I wrote twice to Migration Watch about their forecast without receiving a reply. I then wrote to their demographic consultant, David Coleman – the only member of their advisory council with relevant professional expertise – who confirmed he had had no involvement in the preparation of the figures, and did not know whether any demographers were involved. Like the Telegraph, he attributed the numbers to the BBC, not Migration Watch.

When I finally spoke to a representative of Migration Watch on the phone, he conceded that the population of Romania was in flux, and also that a survey of a younger generation – say, people from 18 to 40 – might be a more relevant indicator than one of people aged 15 to 64.

Predicting migration flows is not an easy game. But for a self-styled watcher’s estimate to be out by around 20 per cent purely on documentary or arithmetical grounds must raise questions. It is disheartening to see an organisation with no clear accredited expertise being accorded so much authority.


Comments


  • 30 May 2013 at 10:30am
    streetsj says:
    Does it make any difference to the argument if it is 100,000 rather than 150,000 Romanians?

    What about the Bulgarian figures? What's happening to the population there?

    My personal feeling is that this sort of migration is a positive because, by definition, the ones who make it from the Balkans to here are the ones who are prepared to make an effort; or, in the jargon-du-jour, they're the strivers not the shirkers.

    • 31 May 2013 at 8:15pm
      Alex Drace-Francis says: @ streetsj
      Migration Watch UK seem to care passionately about the difference. That makes their reluctance to document it all the more strange.

  • 4 June 2013 at 9:13am
    migrationwatch says:
    This surprisingly hostile article completely misses the point. The Migrationwatch paper was pointing out that the apparently low percentage stressed by the BBC report of their opinion survey produced, when applied to the populations concerned, considerable numbers of potential immigrants to the UK. Given the uncertainty surrounding the size of the population of working age in Romania, it is not difficult to come up with a slightly different figure. There may even be similar uncertainties in respect of Bulgaria but the point stands that the BBC survey indicated something of the order of 350,000 people actively considering work in the UK. Despite this, the BBC report of the survey on their website was entitled “ Polls: no indication of huge Romanian-Bulgarian influx”. That was undoubtedly an effort to play down the outcome of their own survey. Consideration of a lower age group, say 18-40, might have produced a more relevant figure (whether higher or lower) but that is not the group which the BBC decided to poll.
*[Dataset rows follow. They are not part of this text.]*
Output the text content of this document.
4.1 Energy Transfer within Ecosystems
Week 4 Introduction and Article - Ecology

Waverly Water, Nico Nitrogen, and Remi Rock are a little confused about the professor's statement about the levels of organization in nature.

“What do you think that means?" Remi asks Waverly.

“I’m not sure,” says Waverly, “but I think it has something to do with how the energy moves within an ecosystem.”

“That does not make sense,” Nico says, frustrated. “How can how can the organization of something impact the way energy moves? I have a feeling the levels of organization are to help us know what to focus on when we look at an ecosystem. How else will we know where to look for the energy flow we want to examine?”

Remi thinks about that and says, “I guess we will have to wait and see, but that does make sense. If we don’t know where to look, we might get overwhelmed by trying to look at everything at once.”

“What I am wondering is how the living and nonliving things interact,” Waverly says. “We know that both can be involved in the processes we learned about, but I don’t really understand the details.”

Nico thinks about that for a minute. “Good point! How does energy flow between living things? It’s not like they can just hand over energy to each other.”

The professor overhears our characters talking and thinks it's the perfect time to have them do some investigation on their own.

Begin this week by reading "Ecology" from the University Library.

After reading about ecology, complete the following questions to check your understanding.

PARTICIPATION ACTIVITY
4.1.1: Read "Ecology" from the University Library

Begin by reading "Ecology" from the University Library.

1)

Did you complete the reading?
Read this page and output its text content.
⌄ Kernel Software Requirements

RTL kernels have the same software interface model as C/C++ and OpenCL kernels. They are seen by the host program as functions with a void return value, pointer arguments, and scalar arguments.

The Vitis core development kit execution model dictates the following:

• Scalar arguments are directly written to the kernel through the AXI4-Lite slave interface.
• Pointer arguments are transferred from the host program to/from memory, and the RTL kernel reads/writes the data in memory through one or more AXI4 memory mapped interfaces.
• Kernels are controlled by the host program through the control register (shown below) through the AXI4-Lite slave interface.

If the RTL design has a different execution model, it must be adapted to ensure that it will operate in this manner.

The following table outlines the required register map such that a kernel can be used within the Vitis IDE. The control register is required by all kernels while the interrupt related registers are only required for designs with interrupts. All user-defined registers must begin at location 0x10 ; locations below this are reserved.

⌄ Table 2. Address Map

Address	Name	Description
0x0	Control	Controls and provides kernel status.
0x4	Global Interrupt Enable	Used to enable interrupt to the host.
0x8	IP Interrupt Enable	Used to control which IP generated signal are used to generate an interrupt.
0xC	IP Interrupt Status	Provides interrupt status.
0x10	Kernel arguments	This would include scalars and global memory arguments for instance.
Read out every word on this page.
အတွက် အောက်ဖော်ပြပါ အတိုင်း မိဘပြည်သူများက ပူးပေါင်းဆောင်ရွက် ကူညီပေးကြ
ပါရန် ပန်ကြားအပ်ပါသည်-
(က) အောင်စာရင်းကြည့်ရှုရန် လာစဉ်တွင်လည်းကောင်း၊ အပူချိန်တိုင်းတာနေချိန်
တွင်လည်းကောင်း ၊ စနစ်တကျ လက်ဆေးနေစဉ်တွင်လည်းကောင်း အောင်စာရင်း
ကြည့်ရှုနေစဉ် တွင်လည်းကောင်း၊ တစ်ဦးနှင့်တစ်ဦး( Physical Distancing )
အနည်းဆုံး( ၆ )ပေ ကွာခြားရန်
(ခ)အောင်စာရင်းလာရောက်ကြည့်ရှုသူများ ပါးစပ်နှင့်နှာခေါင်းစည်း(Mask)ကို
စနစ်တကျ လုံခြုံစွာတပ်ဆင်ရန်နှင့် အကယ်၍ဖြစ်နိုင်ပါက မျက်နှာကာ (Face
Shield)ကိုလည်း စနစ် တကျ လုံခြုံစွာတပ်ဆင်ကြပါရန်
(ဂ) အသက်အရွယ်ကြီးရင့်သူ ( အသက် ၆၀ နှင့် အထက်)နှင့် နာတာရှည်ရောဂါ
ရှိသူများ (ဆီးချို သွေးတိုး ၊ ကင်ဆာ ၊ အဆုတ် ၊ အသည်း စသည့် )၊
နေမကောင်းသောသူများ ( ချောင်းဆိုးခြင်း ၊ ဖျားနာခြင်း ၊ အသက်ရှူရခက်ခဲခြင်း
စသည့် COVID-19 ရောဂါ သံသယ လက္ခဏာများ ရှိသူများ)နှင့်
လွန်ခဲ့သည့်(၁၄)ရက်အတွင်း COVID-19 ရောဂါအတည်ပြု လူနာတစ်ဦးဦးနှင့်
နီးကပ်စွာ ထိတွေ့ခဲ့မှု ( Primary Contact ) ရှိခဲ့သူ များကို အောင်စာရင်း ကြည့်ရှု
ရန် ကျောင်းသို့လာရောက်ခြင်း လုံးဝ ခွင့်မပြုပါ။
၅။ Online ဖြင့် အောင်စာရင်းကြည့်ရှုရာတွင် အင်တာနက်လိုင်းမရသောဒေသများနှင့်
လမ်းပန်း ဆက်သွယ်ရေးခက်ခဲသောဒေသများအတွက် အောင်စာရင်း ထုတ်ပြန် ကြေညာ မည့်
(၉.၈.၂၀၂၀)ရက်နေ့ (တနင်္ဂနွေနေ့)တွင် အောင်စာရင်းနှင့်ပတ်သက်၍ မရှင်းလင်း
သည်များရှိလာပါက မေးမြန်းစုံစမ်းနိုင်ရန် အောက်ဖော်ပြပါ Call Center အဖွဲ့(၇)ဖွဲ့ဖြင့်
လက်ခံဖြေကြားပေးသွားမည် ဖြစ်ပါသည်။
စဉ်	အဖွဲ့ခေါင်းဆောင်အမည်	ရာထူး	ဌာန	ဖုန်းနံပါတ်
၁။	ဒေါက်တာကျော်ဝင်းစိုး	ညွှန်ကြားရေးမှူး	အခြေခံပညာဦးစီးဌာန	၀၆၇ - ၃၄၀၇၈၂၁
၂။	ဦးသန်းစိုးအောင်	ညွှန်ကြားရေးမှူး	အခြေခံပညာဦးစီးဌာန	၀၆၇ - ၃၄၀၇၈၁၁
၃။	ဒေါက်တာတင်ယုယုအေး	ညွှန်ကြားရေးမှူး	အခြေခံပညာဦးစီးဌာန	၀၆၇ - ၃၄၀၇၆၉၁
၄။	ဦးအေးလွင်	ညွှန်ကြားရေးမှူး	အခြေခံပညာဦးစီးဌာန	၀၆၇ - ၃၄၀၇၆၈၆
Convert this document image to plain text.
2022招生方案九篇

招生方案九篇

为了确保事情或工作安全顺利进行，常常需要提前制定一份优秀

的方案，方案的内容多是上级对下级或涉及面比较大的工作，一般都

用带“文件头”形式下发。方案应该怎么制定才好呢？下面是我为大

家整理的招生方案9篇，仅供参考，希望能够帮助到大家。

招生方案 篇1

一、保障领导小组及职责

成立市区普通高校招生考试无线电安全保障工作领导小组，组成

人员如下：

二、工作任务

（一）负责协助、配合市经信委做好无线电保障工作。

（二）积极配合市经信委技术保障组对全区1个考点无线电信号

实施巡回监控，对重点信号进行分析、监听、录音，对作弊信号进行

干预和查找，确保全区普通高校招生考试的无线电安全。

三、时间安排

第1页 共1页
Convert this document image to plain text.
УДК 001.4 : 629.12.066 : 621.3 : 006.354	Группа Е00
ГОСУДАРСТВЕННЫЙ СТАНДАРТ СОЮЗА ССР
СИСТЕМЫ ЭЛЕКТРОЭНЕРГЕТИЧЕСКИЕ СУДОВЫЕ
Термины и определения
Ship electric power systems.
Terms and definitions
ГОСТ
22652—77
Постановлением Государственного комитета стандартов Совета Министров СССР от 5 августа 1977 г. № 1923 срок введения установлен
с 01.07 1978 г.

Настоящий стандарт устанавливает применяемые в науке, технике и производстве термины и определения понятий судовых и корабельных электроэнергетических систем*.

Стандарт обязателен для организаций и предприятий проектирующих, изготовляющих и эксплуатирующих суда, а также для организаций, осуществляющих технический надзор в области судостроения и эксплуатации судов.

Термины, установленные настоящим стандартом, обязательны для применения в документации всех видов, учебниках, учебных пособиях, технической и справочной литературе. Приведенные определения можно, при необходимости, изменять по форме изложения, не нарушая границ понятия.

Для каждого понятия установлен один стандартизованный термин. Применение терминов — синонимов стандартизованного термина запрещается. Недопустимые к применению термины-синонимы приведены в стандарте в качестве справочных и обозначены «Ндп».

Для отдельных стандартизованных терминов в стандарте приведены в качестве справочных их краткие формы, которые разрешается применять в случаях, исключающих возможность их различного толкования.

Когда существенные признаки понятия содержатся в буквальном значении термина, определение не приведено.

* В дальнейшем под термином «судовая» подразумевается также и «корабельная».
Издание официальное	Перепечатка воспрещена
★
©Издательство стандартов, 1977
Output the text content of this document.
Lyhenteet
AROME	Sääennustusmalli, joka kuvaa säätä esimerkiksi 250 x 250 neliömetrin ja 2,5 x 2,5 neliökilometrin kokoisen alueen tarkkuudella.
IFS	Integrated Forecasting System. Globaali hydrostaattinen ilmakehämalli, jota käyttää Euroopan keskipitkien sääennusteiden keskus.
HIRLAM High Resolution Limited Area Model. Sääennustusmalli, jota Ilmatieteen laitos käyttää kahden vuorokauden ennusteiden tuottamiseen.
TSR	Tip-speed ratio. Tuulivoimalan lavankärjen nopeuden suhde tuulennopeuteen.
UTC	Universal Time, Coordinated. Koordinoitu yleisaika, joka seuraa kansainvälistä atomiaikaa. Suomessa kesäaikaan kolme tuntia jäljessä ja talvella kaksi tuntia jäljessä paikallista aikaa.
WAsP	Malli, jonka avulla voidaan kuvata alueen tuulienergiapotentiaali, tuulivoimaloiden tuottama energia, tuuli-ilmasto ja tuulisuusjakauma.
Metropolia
    As for “so much authority” being accorded to Migrationwatch, that is because we have been setting out the facts for twelve years and have been proved consistently accurate.

    Andrew Green

    • 5 June 2013 at 7:05pm
      Alex Drace-Francis says: @ migrationwatch
      Thank you for your comment. I'm not sure how I'm missing the point, given that I engage directly with the relevant data category that your argument rests on; or why my piece should be surprising, after I wrote to you twice about these issues without receiving a reply.
      There is indeed uncertainty about working-age population in Romania. But it is pretty much a certainty that the figure of 15.4 million used by Migration Watch is at least 20% too high, hardly a 'slight difference'. In the light of this, your extrapolation of the figure of 350,000 from the BBC survey cannot stand.